PROTESTANTS ABOUT ORTHODOXY

It is clear that repentance is an act of grace, and the Spirit breathes where it wants, and it is not at all necessary that a repentant mood will really awaken in your Protestant interlocutor at this very moment.

But on a rational level (and it depends on us), this section of the conversation can have the following conclusion: so, you now know that, say, the Orthodox understanding of the veneration of icons is not a betrayal of the Word of God.

Can you give me, yourself, God, your word of honor in the end, that from now on you will never again blame the Orthodox for venerating icons? Or maybe you will be able to call on your flock, your disciples in your community to throw this rusty weapon out of their arsenal?

An accusation that comes from ignorance is one thing. But if a person already knows the real state of affairs, but continues to say the opposite, this is already slander. Why should you take the sin of perjury upon your soul? Accusing the Orthodox of an imaginary violation of the second commandment, from that moment you yourself will violate the ninth commandment: "Thou shalt not bear false witness against thy neighbor" (Deuteronomy 5:20).
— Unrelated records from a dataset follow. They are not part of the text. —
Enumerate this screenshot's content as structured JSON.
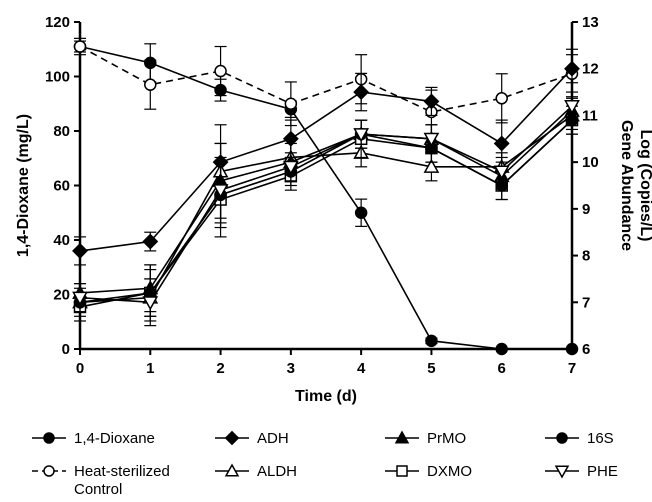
{
  "chart_data": {
    "type": "line",
    "xlabel": "Time (d)",
    "ylabel_left": "1,4-Dioxane (mg/L)",
    "ylabel_right_lines": [
      "Gene Abundance",
      "Log (Copies/L)"
    ],
    "x": [
      0,
      1,
      2,
      3,
      4,
      5,
      6,
      7
    ],
    "x_ticks": [
      "0",
      "1",
      "2",
      "3",
      "4",
      "5",
      "6",
      "7"
    ],
    "ylim_left": [
      0,
      120
    ],
    "y_ticks_left": [
      "0",
      "20",
      "40",
      "60",
      "80",
      "100",
      "120"
    ],
    "ylim_right": [
      6,
      13
    ],
    "y_ticks_right": [
      "6",
      "7",
      "8",
      "9",
      "10",
      "11",
      "12",
      "13"
    ],
    "grid": false,
    "legend_position": "bottom",
    "series": [
      {
        "name": "1,4-Dioxane",
        "axis": "left",
        "marker": "circle-filled",
        "dash": false,
        "values": [
          111,
          105,
          95,
          88,
          50,
          3,
          0,
          0
        ],
        "errors": [
          2,
          7,
          4,
          3,
          5,
          1,
          0,
          0
        ]
      },
      {
        "name": "Heat-sterilized Control",
        "name_lines": [
          "Heat-sterilized",
          "Control"
        ],
        "axis": "left",
        "marker": "circle-open",
        "dash": true,
        "values": [
          111,
          97,
          102,
          90,
          99,
          87,
          92,
          101
        ],
        "errors": [
          3,
          9,
          9,
          8,
          9,
          8,
          9,
          9
        ]
      },
      {
        "name": "ADH",
        "axis": "right",
        "marker": "diamond-filled",
        "dash": false,
        "values": [
          8.1,
          8.3,
          10.0,
          10.5,
          11.5,
          11.3,
          10.4,
          12.0
        ],
        "errors": [
          0.3,
          0.2,
          0.8,
          0.4,
          0.4,
          0.3,
          0.5,
          0.3
        ]
      },
      {
        "name": "ALDH",
        "axis": "right",
        "marker": "triangle-up-open",
        "dash": false,
        "values": [
          7.0,
          7.1,
          9.8,
          10.1,
          10.2,
          9.9,
          9.9,
          11.0
        ],
        "errors": [
          0.2,
          0.4,
          0.6,
          0.4,
          0.3,
          0.3,
          0.3,
          0.3
        ]
      },
      {
        "name": "PrMO",
        "axis": "right",
        "marker": "triangle-up-filled",
        "dash": false,
        "values": [
          7.2,
          7.3,
          9.6,
          10.0,
          10.6,
          10.5,
          9.7,
          11.1
        ],
        "errors": [
          0.2,
          0.5,
          0.8,
          0.4,
          0.3,
          0.3,
          0.3,
          0.3
        ]
      },
      {
        "name": "DXMO",
        "axis": "right",
        "marker": "square-open",
        "dash": false,
        "values": [
          6.9,
          7.2,
          9.2,
          9.7,
          10.5,
          10.3,
          9.5,
          10.9
        ],
        "errors": [
          0.3,
          0.5,
          0.8,
          0.3,
          0.4,
          0.3,
          0.3,
          0.3
        ]
      },
      {
        "name": "16S",
        "axis": "right",
        "marker": "circle-filled",
        "dash": false,
        "values": [
          7.0,
          7.2,
          9.3,
          9.8,
          10.6,
          10.3,
          9.5,
          10.9
        ],
        "errors": [
          0.3,
          0.6,
          0.7,
          0.3,
          0.3,
          0.3,
          0.3,
          0.3
        ]
      },
      {
        "name": "PHE",
        "axis": "right",
        "marker": "triangle-down-open",
        "dash": false,
        "values": [
          7.1,
          7.0,
          9.4,
          9.9,
          10.6,
          10.5,
          9.8,
          11.2
        ],
        "errors": [
          0.3,
          0.5,
          0.7,
          0.3,
          0.3,
          0.3,
          0.3,
          0.3
        ]
      }
    ],
    "legend_rows": [
      [
        "1,4-Dioxane",
        "ADH",
        "PrMO",
        "16S"
      ],
      [
        "Heat-sterilized Control",
        "ALDH",
        "DXMO",
        "PHE"
      ]
    ]
  }
}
8. At the next stage of the conversation, offer the interlocutor an excursion into the world of Orthodoxy.

Since we are Christians, then perhaps over the two thousand years of Christian life and thought we have accumulated something that could be useful to you?

First of all, it is the world of Orthodox asceticism, anthropology, then it is the world of Orthodox culture (icon, church, music) and the world of Orthodox thought. In order to understand and accept these acquisitions and gifts of ours, it is not even necessary to become Orthodox.

Orthodox theology has borrowed much from Catholic and Lutheran theology in recent centuries, but it has not ceased to be Orthodox.

In the same way, one can take a lot from the Orthodox world while remaining a Protestant (although, perhaps, no longer a "Southern Baptist").

9. Now we can proceed to a discussion of the problems that Protestant theology creates for itself, that is, to a discussion of the internal contradictions of Protestantism.

The most important of them is an attempt to tear the Bible away from Tradition, from the Church.

The addressee of the revelation is the Church. The author of the canon is the Church. The Bible is compiled on an extra-biblical basis. By whom exactly are these books included in the Scriptures? –Church. The Church as a liturgical community is more primary than the Church as a community that hears the reading of Scripture. And when the New Testament books had not yet been collected, and even when they had not yet been written, the Church already existed, and the Eucharist was already in it.

Now we first listen to the reading of the Gospel, then take communion. But in the apostolic era it was different: first the oral preaching of the apostles and their disciples (tradition), then Communion, and only much later – the receipt of a copy of the "Gospel from..."

The Church began to take communion before it began to read the New Testament. And the canon of the New Testament was in harmony with the Eucharist, and not vice versa.